I still like these guys best of the 3, though that may be changing, we‘ll see. The experience of getting a new project going with Weld was unpleasant. First, there were maven archetypes, which is great, and they showed up in m2, which is also great. But then, the Tomcat one is pretty much useless, there‘s no JPA, and no examples of adding any (you can guess numbers though!). Read around a lot and there were a lot of people looking for something to no avail. So I downloaded Glassfish v.3 and installed that. Then regenerated the project. Then I hit a slew of insanely stupid errors. The main one was that the damned xhtml template the project includes has a typo in it. BTW, Weld has its own way of reporting errors that is seriously sucky. Also, glassfish, though it installs in eclipse, doesn‘t write to the console! ( update: I‘m an idiot: they have their own console, which is cool..) So I have to go open their stupid log file to find out what went wrong. Stoopid. Finally, the example doesn‘t work because the db is not started. There is no way to start the db from the console, so you have to go do it the old cl way. Nice.. At least it works.

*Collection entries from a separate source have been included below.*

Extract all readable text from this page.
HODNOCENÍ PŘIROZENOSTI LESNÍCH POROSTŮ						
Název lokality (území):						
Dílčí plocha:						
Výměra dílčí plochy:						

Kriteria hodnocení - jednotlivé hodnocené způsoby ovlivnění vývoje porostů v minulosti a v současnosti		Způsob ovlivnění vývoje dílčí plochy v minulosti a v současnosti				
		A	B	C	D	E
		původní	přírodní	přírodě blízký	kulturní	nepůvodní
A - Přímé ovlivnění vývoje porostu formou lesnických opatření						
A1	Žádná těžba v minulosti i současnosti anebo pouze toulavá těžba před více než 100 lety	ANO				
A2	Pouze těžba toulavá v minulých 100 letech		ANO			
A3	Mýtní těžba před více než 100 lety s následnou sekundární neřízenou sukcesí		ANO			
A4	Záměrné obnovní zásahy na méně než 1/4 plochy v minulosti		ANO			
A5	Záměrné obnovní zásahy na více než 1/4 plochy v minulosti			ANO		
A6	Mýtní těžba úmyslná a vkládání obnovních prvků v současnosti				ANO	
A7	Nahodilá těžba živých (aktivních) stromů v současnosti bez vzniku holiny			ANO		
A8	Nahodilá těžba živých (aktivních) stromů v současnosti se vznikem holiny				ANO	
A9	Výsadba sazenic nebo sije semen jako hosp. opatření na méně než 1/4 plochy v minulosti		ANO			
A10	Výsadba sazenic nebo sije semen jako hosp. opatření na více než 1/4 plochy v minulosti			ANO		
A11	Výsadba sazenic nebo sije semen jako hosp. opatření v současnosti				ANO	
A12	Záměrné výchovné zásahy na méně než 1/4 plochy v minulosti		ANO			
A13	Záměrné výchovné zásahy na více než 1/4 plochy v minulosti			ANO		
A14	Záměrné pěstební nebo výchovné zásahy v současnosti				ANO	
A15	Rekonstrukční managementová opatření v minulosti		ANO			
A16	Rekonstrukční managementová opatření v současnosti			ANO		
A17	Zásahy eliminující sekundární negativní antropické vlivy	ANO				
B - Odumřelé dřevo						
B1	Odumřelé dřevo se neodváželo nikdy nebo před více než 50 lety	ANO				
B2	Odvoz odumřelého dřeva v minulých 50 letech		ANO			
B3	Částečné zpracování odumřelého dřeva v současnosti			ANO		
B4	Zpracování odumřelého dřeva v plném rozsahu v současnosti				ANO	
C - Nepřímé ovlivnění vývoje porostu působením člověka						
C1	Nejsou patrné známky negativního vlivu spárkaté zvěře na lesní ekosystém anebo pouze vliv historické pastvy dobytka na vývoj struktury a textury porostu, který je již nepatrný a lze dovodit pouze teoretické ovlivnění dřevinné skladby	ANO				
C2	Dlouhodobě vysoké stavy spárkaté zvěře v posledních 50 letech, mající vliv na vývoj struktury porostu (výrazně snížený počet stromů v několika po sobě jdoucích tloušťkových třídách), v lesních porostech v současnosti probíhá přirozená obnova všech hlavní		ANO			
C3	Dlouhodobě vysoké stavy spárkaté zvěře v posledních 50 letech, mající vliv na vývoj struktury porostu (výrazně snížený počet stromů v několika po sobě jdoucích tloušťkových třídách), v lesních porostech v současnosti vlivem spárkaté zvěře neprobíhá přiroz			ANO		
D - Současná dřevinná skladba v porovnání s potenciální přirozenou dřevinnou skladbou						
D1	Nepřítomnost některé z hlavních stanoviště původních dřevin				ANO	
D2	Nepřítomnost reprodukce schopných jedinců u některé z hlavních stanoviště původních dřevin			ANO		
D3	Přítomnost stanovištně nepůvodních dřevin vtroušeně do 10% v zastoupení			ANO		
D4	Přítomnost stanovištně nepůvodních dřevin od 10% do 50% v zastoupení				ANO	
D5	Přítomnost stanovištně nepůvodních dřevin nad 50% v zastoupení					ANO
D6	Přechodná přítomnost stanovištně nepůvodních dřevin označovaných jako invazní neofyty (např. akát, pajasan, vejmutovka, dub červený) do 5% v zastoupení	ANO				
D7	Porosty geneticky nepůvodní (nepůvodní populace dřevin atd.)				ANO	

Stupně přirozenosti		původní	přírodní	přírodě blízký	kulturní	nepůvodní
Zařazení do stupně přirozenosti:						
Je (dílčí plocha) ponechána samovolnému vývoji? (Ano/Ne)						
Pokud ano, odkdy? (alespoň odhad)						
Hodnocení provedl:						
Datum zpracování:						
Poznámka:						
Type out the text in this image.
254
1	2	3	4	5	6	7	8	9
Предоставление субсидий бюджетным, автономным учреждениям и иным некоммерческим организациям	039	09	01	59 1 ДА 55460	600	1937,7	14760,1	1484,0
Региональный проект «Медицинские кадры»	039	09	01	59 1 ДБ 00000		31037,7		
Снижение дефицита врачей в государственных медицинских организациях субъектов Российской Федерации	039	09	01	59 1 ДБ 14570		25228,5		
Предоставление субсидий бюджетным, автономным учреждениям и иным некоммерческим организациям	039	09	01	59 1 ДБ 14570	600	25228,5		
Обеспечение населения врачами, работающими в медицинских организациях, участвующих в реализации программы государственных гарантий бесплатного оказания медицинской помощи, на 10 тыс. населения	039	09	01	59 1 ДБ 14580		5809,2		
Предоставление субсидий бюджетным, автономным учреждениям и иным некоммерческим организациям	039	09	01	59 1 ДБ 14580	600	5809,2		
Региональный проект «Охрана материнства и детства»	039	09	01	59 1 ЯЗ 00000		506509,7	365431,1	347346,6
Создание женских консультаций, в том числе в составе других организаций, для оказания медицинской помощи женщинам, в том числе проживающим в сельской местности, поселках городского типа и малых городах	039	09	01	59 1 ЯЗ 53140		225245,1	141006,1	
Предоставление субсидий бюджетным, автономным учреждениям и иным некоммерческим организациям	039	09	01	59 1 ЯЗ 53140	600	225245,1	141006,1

Still very intrigued by Arquillian. Read a good article about finding a bug with it (see below). Even though Dan Allen and Gavin King are archetypal angry guys, there are some things that require some anger. A decade and a half with the inability to do real integration testing quickly and easily and hot deploy top my lists. (BTW, see the link below where a guy after my own heart does a retrospect of his latest project and says most of the time went to waiting around for restarts, etc. The other damage we are doing is only the lobotomized drones will remain, vs. iOS is insanely fast, the simulator does everything, now Instruments does testing… yada yada yada…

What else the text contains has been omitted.